Because of factors like inflation and the volatility of economic markets, Smart’s “Future of Global Retirement” report revealed that that around one in five Americans plan to work into their retirement, with 18% saying that income from continued employment will help fund their retirement. Smart concluded that retirement is “increasingly becoming a transition rather than a one-off event.”
“It’s a bit eye-opening that there’s a number of people that are worried or feeling like they need to continue to work in retirement just to subsist,” says Jodan Ledford, Smart’s U.S. CEO. “I think one of the issues is that in the 401(k) space in the U.S., there’s a lot of great provisions that people have created within those plans, but historically, those plans were never really designed in the beginning to be a one-stop retirement savings vehicle.”
Ledford explains that when defined benefit pension plans were more dominant, people had more certainty about what their income would be in retirement. When comparing the retirement landscape in the U.S. with that of the U.K., Ledford says the U.K. has a younger defined contribution market, so most people going into retirement are still relying on a defined benefit pension plan.
As a result, Ledford says people tend to be more confident about their retirement readiness in the U.K. because they know “exactly what the picture looks like.”
Concerns About Health Care, Cost of Living
American respondents also expressed much more concern about health care costs, as opposed to U.K. and Australian respondents, who can rely on their countries’ national health care systems. Smart’s report revealed that 58% of Americans surveyed said being able to afford health care costs in retirement is their top concern.
This worry is growing, as Smart found this statistic is up from 45% in 2021. For those closer to retirement age, between 45 and 54 years old, 66% said affording health care was a top concern.
A majority of South African respondents also said affording health care costs is a top concern, and across all regions, women tended to be more concerned about health care and living costs than men. Smart found that women’s understanding of their retirement finance options was slightly lower than men’s, reflecting the significant gender retirement gap that persists across the globe.
In the U.S., the ability to afford day-to-day living costs in retirement was the second– most common concern among respondents at 57%, jumping 16 percentage points from 2021, according to Smart’s report.
In addition, two in five people in the 45 to 54 age group expect their average monthly spending to increase in retirement, according to the report, which cites rising inflation as a contributing factor. Meanwhile, those closer to the age of retirement (55+) are less likely to expect their spending to increase. Smart’s report says this may be because this age group has a better understanding of what spending in retirement will look like.
Gaps in Retirement Advice
While the study found that most Americans understand their retirement options, it also found that the sources where Americans expect to get advice are not always the most useful.

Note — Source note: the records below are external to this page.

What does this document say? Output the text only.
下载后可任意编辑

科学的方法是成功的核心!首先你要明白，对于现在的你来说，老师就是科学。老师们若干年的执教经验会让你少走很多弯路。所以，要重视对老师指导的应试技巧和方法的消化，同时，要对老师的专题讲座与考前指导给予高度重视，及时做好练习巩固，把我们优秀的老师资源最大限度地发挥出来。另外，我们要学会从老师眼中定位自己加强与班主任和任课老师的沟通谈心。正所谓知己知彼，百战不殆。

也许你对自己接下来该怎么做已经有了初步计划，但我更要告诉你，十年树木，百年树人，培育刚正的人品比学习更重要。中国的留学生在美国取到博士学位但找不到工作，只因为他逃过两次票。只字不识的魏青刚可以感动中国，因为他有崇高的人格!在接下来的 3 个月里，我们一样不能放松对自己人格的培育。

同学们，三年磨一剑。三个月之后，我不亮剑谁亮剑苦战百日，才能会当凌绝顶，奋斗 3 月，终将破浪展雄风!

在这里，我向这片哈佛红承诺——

For instance, 51% of Americans said they expect to get advice from their retirement plan provider, but only 17% said they receive the most useful advice from their plan provider. Similarly, only 10% cite their employer as providing the most useful advice.
“This presents an opportunity for service providers to step in with guidance and education,” the report stated.

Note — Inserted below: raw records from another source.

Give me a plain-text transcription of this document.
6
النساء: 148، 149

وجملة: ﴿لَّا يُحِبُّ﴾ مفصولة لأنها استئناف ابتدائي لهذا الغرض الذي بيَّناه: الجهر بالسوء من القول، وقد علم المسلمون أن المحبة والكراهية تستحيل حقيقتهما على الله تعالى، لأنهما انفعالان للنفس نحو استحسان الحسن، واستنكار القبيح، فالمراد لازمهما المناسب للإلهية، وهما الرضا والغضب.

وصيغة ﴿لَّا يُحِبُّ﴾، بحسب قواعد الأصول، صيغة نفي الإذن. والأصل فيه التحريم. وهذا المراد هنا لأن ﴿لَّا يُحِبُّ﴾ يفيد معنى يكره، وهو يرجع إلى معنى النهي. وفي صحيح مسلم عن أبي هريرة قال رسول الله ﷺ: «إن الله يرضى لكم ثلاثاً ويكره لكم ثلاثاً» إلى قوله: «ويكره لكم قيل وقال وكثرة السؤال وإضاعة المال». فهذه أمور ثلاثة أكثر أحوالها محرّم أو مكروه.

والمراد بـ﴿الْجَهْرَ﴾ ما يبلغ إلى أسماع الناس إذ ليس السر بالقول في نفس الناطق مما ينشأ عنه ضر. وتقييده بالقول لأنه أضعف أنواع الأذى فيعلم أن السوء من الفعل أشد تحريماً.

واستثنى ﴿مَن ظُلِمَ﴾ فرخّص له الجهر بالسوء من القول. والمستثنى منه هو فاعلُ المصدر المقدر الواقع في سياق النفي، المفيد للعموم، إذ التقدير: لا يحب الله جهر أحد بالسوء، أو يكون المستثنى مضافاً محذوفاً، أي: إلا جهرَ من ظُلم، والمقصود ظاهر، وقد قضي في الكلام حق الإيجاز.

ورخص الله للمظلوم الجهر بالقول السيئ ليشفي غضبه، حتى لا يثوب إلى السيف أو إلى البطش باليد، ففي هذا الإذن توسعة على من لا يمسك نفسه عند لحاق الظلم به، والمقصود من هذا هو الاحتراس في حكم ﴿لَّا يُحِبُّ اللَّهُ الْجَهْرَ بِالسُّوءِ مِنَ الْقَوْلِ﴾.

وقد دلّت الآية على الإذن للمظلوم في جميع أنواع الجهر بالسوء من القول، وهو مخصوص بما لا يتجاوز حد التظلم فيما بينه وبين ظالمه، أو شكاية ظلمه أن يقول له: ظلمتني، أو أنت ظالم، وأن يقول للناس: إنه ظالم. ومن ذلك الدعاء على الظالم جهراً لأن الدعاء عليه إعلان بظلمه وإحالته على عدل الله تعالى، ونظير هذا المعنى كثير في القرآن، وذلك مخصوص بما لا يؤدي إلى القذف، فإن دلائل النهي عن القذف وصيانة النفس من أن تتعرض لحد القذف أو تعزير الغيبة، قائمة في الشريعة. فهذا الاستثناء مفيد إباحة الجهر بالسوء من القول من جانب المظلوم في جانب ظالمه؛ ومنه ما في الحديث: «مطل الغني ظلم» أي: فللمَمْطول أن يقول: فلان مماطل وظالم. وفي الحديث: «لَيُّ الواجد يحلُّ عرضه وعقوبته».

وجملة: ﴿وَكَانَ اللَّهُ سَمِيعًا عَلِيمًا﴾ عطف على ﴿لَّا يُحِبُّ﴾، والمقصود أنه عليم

Ledford says there is also an opportunity for education and advice through improved technology.
For someone who has worked at seven different companies and has six different 401(k) accounts, for example, Ledford says people are looking for a solution that would consolidate these accounts and allow them to track their finances in one place. But he says this technology is “not quite there yet.”

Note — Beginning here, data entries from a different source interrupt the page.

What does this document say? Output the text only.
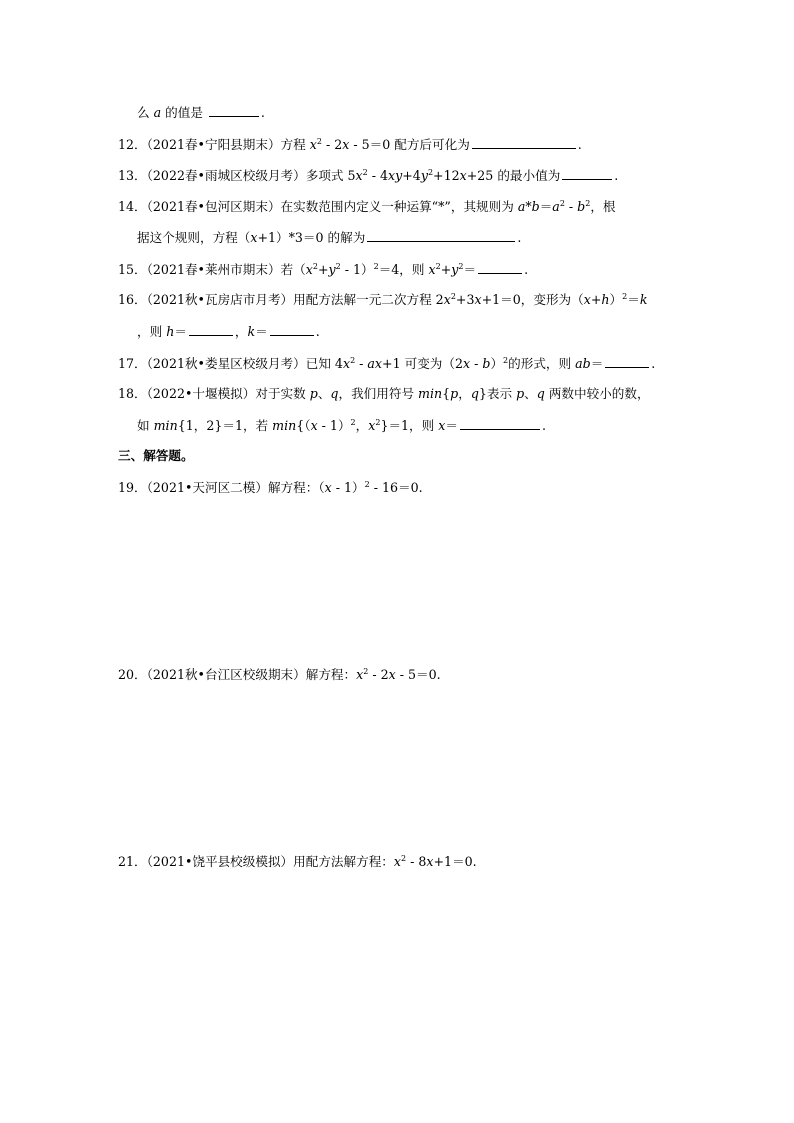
么 a 的值是	.
12．（2021春•宁阳县期末）方程 $x^2 - 2x - 5=0$ 配方后可化为	.
13．（2022春•雨城区校级月考）多项式 $5x^2 - 4xy+4y^2+12x+25$ 的最小值为	.
14．（2021春•包河区期末）在实数范围内定义一种运算“*”，其规则为 $a*b=a^2 - b^2$，根
据这个规则，方程（x+1）*3＝0 的解为	.
15．（2021春•莱州市期末）若$(x^2+y^2 - 1)^2=4$，则 $x^2+y^2=$	.
16．（2021秋•瓦房店市月考）用配方法解一元二次方程 $2x^2+3x+1=0$，变形为$(x+h)^2=k$
，则 h＝	，k＝	.
17．（2021秋•娄星区校级月考）已知 $4x^2 - ax+1$ 可变为（2x - b）$^2$的形式，则 ab＝	.
18．（2022•十堰模拟）对于实数 p、q，我们用符号 min{p，q}表示 p、q 两数中较小的数，
如 min{1，2}＝1，若 min{（x - 1）$^2$，$x^2\}=1$，则 x＝	.
三、解答题。
19．（2021•天河区二模）解方程：（x - 1）$^2$ - 16＝0.
20．（2021秋•台江区校级期末）解方程：$x^2 - 2x - 5=0$.
21．（2021•饶平县校级模拟）用配方法解方程：$x^2 - 8x+1=0$.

“I think there’s probably some competitive dynamics where others probably don’t want that ease of access because it could lead to a lot of businesses charging money based on the amount of assets that they have in their system,” Ledford says. “So there’s a little bit of an inhibitor from a commercial perspective, but I think that’s where people are really trying to gain a lot more comfort.”
A Desire for Access and Control
Access to an online account to check balances was the top priority for U.S. respondents when asked to consider the most important features of a retirement plan. The ability to change one’s retirement income amount was also a top priority among respondents.
When managing retirement finances, American respondents said they want a balance of control and support. Only 6% of those aged 55 or older said they want to put the management of their retirement finances solely in the hands of a third party. The majority (59%) said they seek a blended approach: They want to manage their own money in retirement, but they also want assistance when doing so.
Smart found that younger Americans were less likely to want to manage their finances completely on their own.
On a global scale, Smart concluded there is a gap between what savers want from a retirement provider, and what is being provided. Many are expressing a desire for digital access to retirement savings, when in reality, most providers are still sending paper statements.
“While other areas of life—like banking and shopping—are dealt with at the touch of a button, retirement services lag behind,” the report stated. “We can expect to see savers demand more of their providers in this space in the years to come.”
Smart’s study was conducted in late 2022 and surveyed people, ages 18 and over across the U.S., Australia, South Africa and the U.K. There were roughly 2,000 people surveyed per region, totaling more than 8,000 respondents.